Mais un tel sujet est si inspirant que, paradoxalement, l’entrée tardive de ‘Mayerling’ au répertoire de la maison suggère déjà qu’il serait un parfait sujet pour une version moderne de cette histoire, aussi bien sur le plan musical que chorégraphique.

Pablo Legasa, Ludmila Pagliero, Mathieu Ganio et Laura Hecquet

Pablo Legasa, Ludmila Pagliero, Mathieu Ganio et Laura Hecquet

Matinée du 01 novembre 2022

Fortement sollicitant pour les danseuses et danseurs, ‘Mayerling’ est joué tous les soirs , si bien que plusieurs distributions sont prévues.

L’une d’elles fait intervenir dans les deux rôles principaux un couple différent de celui formé par Ludmila Pagliero et Mathieu Ganio, car bien plus jeune, qui réunit Hohyun Kang et Paul Marque.

Hohyun Kang (Mary Vetsera) et Paul Marque (Prince Rudolf)

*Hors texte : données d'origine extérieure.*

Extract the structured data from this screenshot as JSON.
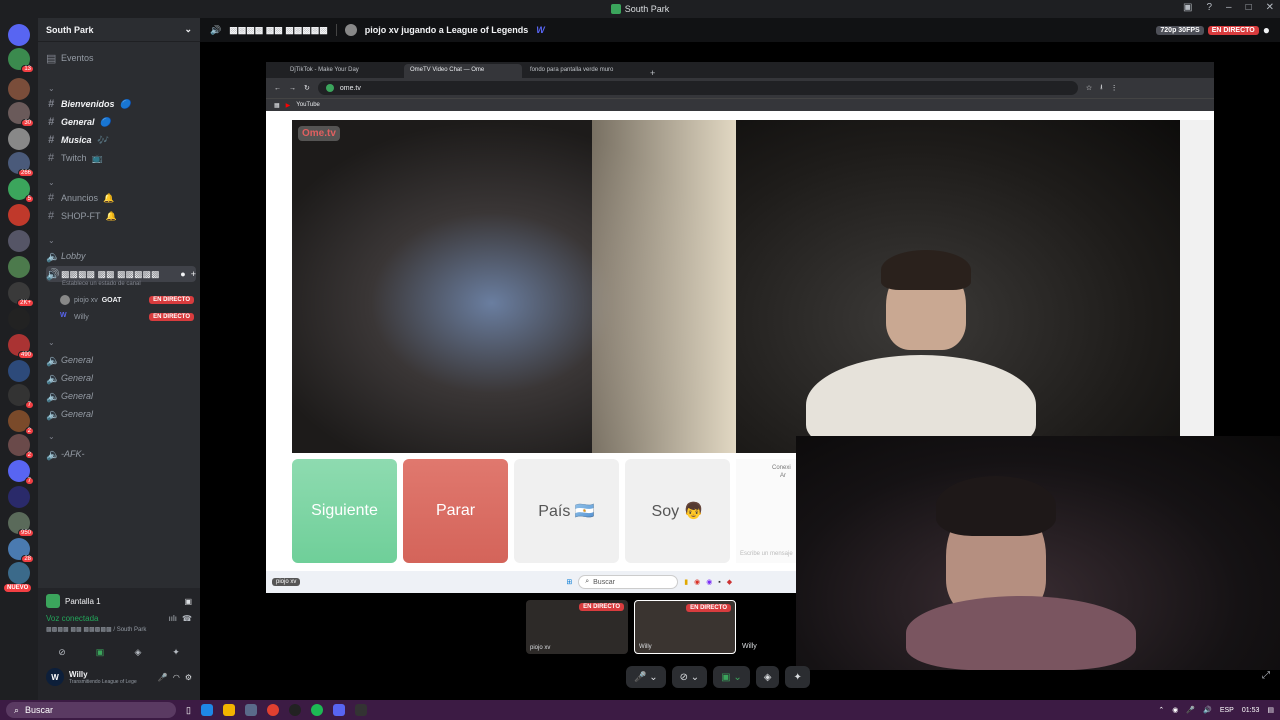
{
  "window": {
    "title": "South Park"
  },
  "guild_badges": [
    "13",
    "30",
    "266",
    "5",
    "2K+",
    "490",
    "7",
    "2",
    "2",
    "7",
    "950",
    "28"
  ],
  "nuevo": "NUEVO",
  "server": {
    "name": "South Park",
    "events": "Eventos"
  },
  "text_channels": [
    {
      "name": "Bienvenidos",
      "emoji": "🔵"
    },
    {
      "name": "General",
      "emoji": "🔵"
    },
    {
      "name": "Musica",
      "emoji": "🎶"
    },
    {
      "name": "Twitch",
      "emoji": "📺"
    }
  ],
  "text_channels2": [
    {
      "name": "Anuncios",
      "emoji": "🔔"
    },
    {
      "name": "SHOP-FT",
      "emoji": "🔔"
    }
  ],
  "voice_channels": {
    "lobby": "Lobby",
    "active": "▩▩▩▩ ▩▩ ▩▩▩▩▩",
    "status_placeholder": "Establece un estado de canal",
    "users": [
      {
        "name": "piojo xv",
        "tag": "GOAT",
        "live": "EN DIRECTO"
      },
      {
        "name": "Willy",
        "live": "EN DIRECTO"
      }
    ],
    "general": [
      "General",
      "General",
      "General",
      "General"
    ],
    "afk": "-AFK-"
  },
  "panel": {
    "screen": "Pantalla 1",
    "connected": "Voz conectada",
    "location": "▩▩▩▩ ▩▩ ▩▩▩▩▩ / South Park",
    "user": "Willy",
    "status": "Transmitiendo League of Legends"
  },
  "topbar": {
    "channel": "▩▩▩▩ ▩▩ ▩▩▩▩▩",
    "stream_title": "piojo xv jugando a League of Legends",
    "quality": "720p 30FPS",
    "live": "EN DIRECTO"
  },
  "browser": {
    "tabs": [
      "DjTikTok - Make Your Day",
      "OmeTV Video Chat — Ome",
      "fondo para pantalla verde muro"
    ],
    "url": "ome.tv",
    "bookmark": "YouTube",
    "logo": "Ome.tv",
    "buttons": {
      "next": "Siguiente",
      "stop": "Parar",
      "country": "País 🇦🇷",
      "gender": "Soy 👦"
    },
    "side_conn": "Conexi",
    "side_ar": "Ar",
    "side_input": "Escribe un mensaje",
    "win_search": "Buscar",
    "win_label": "piojo xv"
  },
  "thumbs": [
    {
      "label": "piojo xv",
      "live": "EN DIRECTO"
    },
    {
      "label": "Willy",
      "live": "EN DIRECTO"
    }
  ],
  "thumb_extra": "Willy",
  "taskbar": {
    "search": "Buscar",
    "lang": "ESP",
    "time": "01:53"
  },
  "colors": {
    "live": "#d83c3e",
    "green": "#3ba55c",
    "accent": "#5865f2"
  }
}
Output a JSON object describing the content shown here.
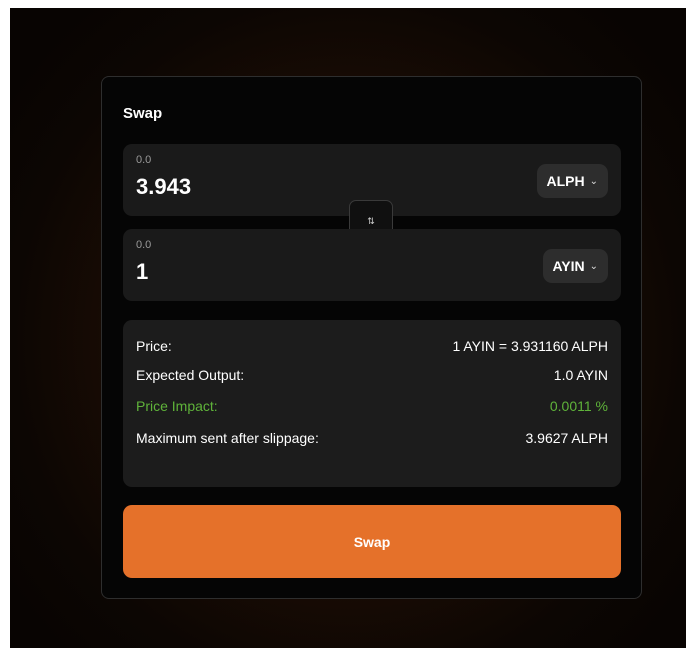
{
  "title": "Swap",
  "from": {
    "placeholder": "0.0",
    "amount": "3.943",
    "token": "ALPH"
  },
  "to": {
    "placeholder": "0.0",
    "amount": "1",
    "token": "AYIN"
  },
  "switch_icon": "swap-arrows-icon",
  "details": {
    "price_label": "Price:",
    "price_value": "1 AYIN = 3.931160 ALPH",
    "expected_label": "Expected Output:",
    "expected_value": "1.0 AYIN",
    "impact_label": "Price Impact:",
    "impact_value": "0.0011 %",
    "max_sent_label": "Maximum sent after slippage:",
    "max_sent_value": "3.9627 ALPH"
  },
  "swap_button": "Swap",
  "colors": {
    "accent": "#e5712a",
    "impact": "#5fb33a",
    "panel": "#1a1a1a"
  }
}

Hohyun Kang (Mary Vetsera) et Paul Marque (Prince Rudolf)

Le danseur étoile joue un personnage plus fin et élégant dans la gestuelle classique, mais aussi plus dur de tempérament. L’alliage avec la danseuse coréenne, qui a été promue ‘sujet’ à l’issue du concours annuel du corps de ballet qui s’est tenu au Palais Garnier les 4 et 5 novembre, fonctionne à merveille, et Hohyun Kang renvoie une image de pureté dramatique qui éblouit par sa virtuosité.

L’histoire de ce couple gagne ainsi en fraîcheur et spontanéité, ce qui contraste avec la noirceur perverse plus mortifère de leurs aînés.